O membro honorário vitalício e presidente da Comissão Nacional de Estudos Constitucionais, Marcus Vinicius Furtado Coêlho, destacou a importância da atualização o texto.

“Uma relevante contribuição para as instituições republicanas. Entre outras importantes inovações, o anteprojeto prevê a legitimidade da OAB para propor impeachment, amplia o direito de defesa e define com mais clarezas os crimes que podem levar ao impeachment”, afirmou Marcus Vinicius.
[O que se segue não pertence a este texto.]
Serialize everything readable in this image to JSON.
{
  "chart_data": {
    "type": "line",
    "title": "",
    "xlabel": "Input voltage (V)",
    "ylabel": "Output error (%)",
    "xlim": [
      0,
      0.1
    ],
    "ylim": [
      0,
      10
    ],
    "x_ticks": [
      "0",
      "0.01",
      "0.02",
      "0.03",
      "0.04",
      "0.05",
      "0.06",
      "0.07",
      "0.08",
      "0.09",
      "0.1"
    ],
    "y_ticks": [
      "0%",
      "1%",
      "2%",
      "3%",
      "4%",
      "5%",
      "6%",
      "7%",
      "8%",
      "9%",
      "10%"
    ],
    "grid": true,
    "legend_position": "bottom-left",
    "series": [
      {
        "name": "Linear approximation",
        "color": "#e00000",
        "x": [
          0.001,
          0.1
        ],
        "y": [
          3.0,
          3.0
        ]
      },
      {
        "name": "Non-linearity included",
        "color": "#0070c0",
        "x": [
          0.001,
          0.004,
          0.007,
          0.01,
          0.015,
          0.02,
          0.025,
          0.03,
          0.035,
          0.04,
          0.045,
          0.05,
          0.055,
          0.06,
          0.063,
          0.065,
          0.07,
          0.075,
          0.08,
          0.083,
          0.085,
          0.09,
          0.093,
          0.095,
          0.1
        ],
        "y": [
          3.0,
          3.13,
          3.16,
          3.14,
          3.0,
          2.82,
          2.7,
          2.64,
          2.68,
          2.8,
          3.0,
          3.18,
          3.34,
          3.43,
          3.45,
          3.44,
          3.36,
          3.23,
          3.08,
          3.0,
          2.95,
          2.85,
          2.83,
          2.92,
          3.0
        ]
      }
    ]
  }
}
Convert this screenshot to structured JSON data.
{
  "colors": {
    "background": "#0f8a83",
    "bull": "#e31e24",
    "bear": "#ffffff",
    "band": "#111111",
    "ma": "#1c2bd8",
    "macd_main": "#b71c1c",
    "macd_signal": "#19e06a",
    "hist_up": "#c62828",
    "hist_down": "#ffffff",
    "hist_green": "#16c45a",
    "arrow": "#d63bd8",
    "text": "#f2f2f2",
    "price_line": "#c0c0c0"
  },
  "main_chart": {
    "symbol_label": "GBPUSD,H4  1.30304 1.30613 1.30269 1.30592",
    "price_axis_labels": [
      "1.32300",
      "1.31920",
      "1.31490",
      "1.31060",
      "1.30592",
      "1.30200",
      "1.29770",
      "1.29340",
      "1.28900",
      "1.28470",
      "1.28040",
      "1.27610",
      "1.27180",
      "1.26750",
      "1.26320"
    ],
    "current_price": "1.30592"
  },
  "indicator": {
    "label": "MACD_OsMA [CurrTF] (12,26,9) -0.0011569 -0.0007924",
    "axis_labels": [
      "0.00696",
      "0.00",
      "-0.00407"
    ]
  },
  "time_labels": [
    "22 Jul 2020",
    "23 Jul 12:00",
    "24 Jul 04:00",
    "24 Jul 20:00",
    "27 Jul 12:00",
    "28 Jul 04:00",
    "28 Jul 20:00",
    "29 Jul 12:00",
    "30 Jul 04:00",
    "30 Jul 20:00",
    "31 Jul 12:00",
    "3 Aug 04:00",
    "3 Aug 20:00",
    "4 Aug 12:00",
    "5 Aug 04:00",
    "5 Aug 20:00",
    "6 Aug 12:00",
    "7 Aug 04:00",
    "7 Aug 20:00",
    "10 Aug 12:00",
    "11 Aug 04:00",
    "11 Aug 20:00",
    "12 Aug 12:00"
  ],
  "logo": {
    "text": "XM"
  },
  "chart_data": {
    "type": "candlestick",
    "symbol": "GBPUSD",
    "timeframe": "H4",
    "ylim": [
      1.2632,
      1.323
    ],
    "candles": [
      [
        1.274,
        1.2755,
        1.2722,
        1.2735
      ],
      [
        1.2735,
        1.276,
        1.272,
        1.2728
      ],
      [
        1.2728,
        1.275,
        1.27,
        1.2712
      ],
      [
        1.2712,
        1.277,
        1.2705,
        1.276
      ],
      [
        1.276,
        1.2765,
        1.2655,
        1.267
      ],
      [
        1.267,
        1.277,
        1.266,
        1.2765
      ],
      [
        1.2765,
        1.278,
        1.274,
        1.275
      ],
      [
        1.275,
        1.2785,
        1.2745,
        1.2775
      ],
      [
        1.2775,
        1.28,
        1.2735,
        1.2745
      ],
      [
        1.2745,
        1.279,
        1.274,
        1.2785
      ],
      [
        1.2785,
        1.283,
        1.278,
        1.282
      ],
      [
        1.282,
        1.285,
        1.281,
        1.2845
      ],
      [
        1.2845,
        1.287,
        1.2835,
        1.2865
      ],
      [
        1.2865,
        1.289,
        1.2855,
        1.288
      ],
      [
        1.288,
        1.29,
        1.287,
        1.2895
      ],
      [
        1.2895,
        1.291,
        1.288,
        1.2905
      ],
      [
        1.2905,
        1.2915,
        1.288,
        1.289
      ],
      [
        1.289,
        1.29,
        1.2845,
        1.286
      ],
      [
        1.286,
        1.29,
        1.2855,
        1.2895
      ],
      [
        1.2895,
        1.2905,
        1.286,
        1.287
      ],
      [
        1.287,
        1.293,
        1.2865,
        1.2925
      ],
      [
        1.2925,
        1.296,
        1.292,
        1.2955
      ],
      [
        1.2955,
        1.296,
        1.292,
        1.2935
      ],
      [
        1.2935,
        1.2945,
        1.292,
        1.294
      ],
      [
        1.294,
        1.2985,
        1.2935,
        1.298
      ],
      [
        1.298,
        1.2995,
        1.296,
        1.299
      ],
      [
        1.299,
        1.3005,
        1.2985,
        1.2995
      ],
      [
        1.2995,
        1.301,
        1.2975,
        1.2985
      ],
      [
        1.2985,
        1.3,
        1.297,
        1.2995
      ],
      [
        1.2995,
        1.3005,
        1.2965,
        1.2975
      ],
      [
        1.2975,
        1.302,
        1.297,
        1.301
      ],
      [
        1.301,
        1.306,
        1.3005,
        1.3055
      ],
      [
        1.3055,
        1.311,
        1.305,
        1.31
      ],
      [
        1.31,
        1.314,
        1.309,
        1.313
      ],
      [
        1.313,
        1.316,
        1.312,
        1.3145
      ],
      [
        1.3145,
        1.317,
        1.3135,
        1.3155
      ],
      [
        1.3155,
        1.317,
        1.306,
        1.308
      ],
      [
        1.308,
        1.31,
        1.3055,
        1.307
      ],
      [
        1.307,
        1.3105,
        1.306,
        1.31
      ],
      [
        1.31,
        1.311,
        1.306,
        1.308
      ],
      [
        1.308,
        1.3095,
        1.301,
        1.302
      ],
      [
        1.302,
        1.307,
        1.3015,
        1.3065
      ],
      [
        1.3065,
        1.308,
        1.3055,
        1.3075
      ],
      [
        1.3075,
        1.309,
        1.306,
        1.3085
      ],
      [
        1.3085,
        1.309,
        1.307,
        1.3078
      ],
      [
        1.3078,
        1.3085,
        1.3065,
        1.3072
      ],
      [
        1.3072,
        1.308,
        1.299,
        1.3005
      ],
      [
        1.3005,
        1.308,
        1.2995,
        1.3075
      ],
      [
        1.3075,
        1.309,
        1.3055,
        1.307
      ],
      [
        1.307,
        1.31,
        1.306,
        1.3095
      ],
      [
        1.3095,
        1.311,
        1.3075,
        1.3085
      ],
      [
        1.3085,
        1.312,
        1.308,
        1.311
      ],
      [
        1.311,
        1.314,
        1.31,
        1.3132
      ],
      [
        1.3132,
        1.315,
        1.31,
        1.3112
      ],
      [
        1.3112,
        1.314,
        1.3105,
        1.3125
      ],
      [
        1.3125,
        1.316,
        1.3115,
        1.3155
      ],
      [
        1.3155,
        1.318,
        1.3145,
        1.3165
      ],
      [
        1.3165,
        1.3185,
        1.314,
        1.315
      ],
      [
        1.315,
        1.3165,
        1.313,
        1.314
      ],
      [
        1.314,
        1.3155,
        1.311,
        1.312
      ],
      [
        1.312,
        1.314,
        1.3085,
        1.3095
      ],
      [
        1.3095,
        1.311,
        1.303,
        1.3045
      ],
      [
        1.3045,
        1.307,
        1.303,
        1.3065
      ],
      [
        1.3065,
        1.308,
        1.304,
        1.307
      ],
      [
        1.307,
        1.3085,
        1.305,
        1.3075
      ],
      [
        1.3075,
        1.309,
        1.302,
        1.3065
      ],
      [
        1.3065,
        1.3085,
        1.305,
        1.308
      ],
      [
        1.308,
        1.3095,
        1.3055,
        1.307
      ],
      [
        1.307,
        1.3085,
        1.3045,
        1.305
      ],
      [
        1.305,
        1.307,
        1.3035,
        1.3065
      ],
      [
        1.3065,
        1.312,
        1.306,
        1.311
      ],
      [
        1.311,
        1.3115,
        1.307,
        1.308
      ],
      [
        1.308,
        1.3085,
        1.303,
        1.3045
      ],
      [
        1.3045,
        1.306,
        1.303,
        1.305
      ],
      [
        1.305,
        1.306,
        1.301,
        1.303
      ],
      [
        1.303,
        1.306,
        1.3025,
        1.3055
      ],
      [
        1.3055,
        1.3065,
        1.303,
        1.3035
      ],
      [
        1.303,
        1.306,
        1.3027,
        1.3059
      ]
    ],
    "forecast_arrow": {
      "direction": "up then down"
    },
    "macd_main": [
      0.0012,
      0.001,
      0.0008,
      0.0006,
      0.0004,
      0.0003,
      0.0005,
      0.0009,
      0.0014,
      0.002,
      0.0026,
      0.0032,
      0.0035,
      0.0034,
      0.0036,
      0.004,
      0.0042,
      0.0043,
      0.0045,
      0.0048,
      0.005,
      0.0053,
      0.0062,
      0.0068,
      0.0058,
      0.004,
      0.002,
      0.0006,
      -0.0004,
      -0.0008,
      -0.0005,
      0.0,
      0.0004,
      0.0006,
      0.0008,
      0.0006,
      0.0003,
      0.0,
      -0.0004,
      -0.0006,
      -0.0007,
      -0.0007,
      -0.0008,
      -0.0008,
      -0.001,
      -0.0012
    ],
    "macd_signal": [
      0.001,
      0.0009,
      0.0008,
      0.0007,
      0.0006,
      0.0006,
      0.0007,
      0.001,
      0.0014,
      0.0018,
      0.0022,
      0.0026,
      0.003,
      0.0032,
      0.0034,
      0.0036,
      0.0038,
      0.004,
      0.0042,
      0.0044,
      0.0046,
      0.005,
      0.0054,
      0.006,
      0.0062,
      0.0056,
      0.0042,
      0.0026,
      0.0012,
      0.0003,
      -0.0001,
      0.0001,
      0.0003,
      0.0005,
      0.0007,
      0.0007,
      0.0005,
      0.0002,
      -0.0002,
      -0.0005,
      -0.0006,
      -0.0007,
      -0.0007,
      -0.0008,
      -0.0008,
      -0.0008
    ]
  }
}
Também participaram da cerimônia o presidente da Comissão de Constituição e Justiça (CCJ), Davi Alcolumbre (União-AP), o senador Alexandre Silveira (PSD-MG) e juristas que integraram a comissão, como a relatora Fabiane Pereira de Oliveira, Heleno Taveira Torres, Marcos Vinicius Furtado Coelho, Luiz Fernando Bandeira de Mello, Fabiano Augusto Martins Silveira, Mauricio de Oliveira Campos Junior, Carlos Eduardo Frazao do Amaral e Gregório de Almeida.

Autoridades

De acordo com o texto apresentado pelos juristas, poderão ser enquadrados em crimes de responsabilidade e responder a processo de impedimento as seguintes autoridades:

o presidente da República e o vice-presidente;

os ministros de Estado e os comandantes da Marinha, do Exército e da Aeronáutica;

os ministros do Supremo Tribunal Federal (STF);

os membros do Conselho Nacional de Justiça (CNJ) e do Conselho Nacional do Ministério Público (CNMP);

o procurador-geral da República (PGR) e o advogado-geral da União (AGU);

os ministros dos Tribunais Superiores e do Tribunal de Contas da União;

os chefes de missões diplomáticas de caráter permanente;

os governadores, os vice-governadores e os secretários dos estados e do Distrito Federal;

os juízes e desembargadores dos Tribunais de Justiça dos estados e do Distrito Federal;

os juízes e membros dos Tribunais Militares e dos Tribunais Regionais Federais, Eleitorais e do Trabalho;

os membros dos Tribunais de Contas dos Estados, do Distrito Federal e dos Municípios, e do Ministério Público da União, dos estados e do Distrito Federal.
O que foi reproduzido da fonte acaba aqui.